Will Demolishing Homes Solve California’s Housing Crisis?

For months now, California legislators have been decrying the state’s housing crisis. That crisis will soon be made worse by the Natomas Levee Improvement Plan, launched in Sacramento in 2007. The plan aims to reduce the area’s vulnerability to flooding and will make improvements to Garden Highway that runs atop the current levee. It was only this year, some residents learned, that the plan would seize and demolish their houses, in place for more than 30 years. 

The Sacramento Flood Control Agency (SAFCA) is on record that it put out no general notice about the seizures and demolitions, which the government agency is not handling directly. SAFCA retained the Overland, Pacific & Cutler, LLC (OPC) firm to “assist” those displaced by the project. According to its website, OPC is dedicated to “enhancing lives through infrastructure” and in that cause “delivers right of way,” without which “those improvements do not happen.”

In September, OPC “project manager” Steve Harris announced that OPC had prepared the third draft of the plan and called for those comments by October 9, 2019, for inclusion in the final draft. As Harris wrote, “Please do not take steps to relocate or move prior to receiving an advanced notification.” The residents on the demolition list wondered about their property rights, and by what authority OPC’s Harris forbade them to move or relocate. 

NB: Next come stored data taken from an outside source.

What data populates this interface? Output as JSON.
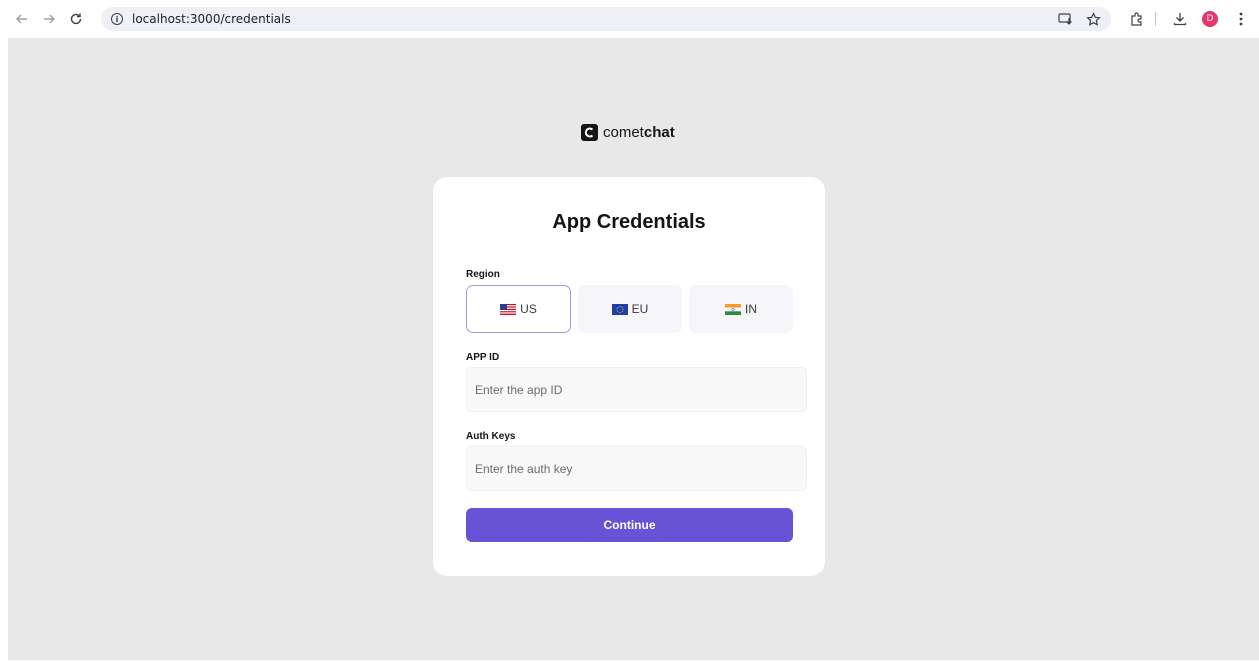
{
  "browser": {
    "url": "localhost:3000/credentials",
    "avatar_initial": "D"
  },
  "logo": {
    "text_light": "comet",
    "text_bold": "chat"
  },
  "card": {
    "title": "App Credentials",
    "region_label": "Region",
    "regions": [
      {
        "code": "US",
        "selected": true
      },
      {
        "code": "EU",
        "selected": false
      },
      {
        "code": "IN",
        "selected": false
      }
    ],
    "app_id_label": "APP ID",
    "app_id_placeholder": "Enter the app ID",
    "auth_key_label": "Auth Keys",
    "auth_key_placeholder": "Enter the auth key",
    "continue_label": "Continue"
  },
  "colors": {
    "accent": "#6852d6",
    "selected_border": "#a497e6",
    "background": "#e8e8e8",
    "avatar": "#e8336c"
  }
}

OPC did not respond to questions sent by this writer via email, so what SAFCA is paying the firm remains unknown. The company website does reveal that OPC president and CEO Brian Everett is a “former public agency executive,” but the public agency is not named. Senior Vice President Michelle Folk, who boasts R/W-RAC, R/W-URAC, and R/W-NAC certifications, is also “considered one of the nation’s leading experts in HUD-funded housing projects.”

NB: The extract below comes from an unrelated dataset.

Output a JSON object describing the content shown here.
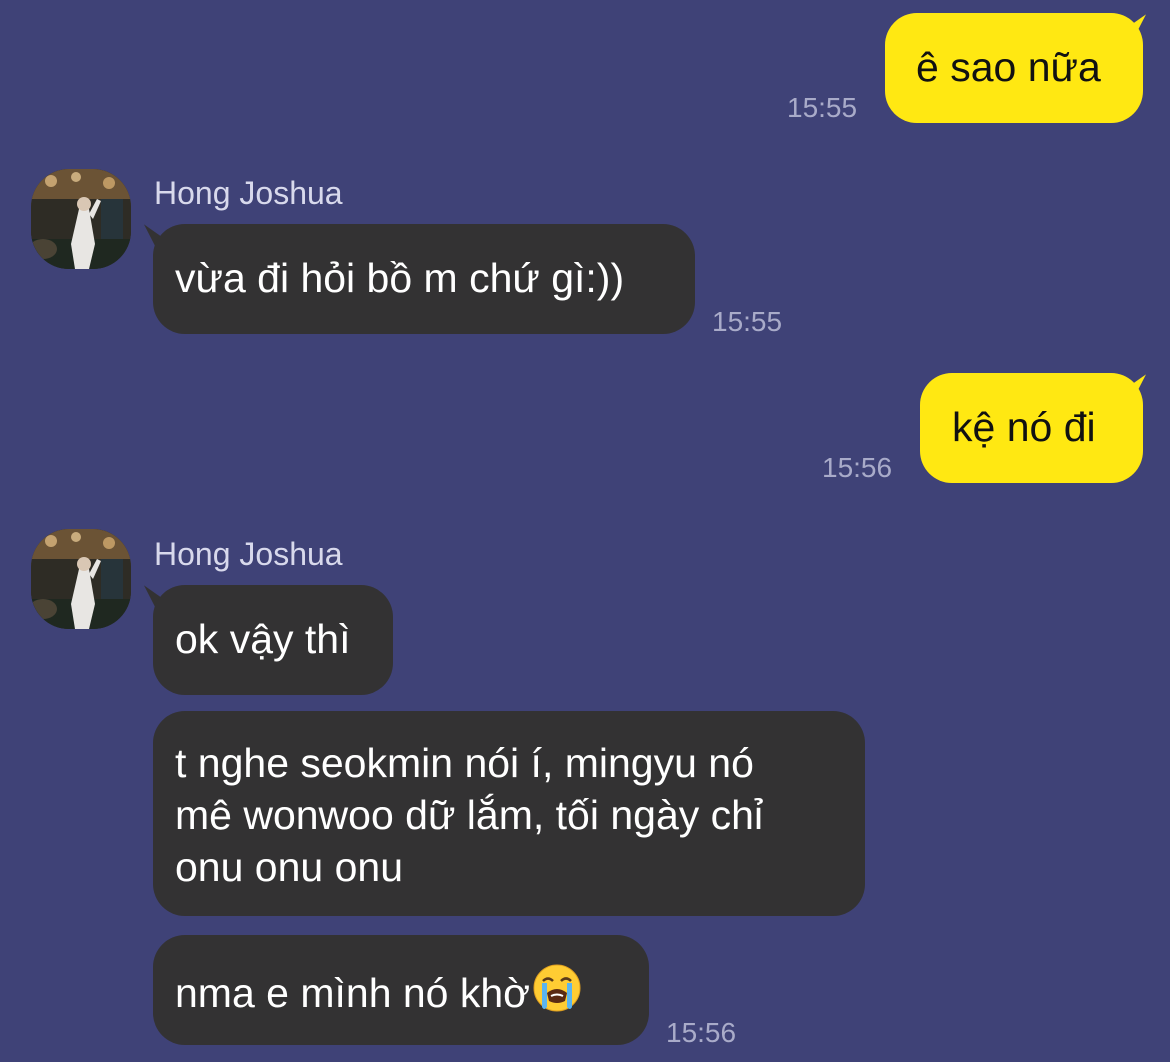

As KCRA News reported, the U.S. Army Corps of Engineers plans to complete the project by 2024 and residents on the “demolition list” have been told they have until October 2020, less than one year, to move out. As some on the demolition list have noted, the nearby levee renovation already underway has left in place squatters living under the Interstate 5 overpass and in adjacent hovels.

K. Lloyd Billingsley is a Policy Fellow at the Independent Institute and a columnist at American Greatness.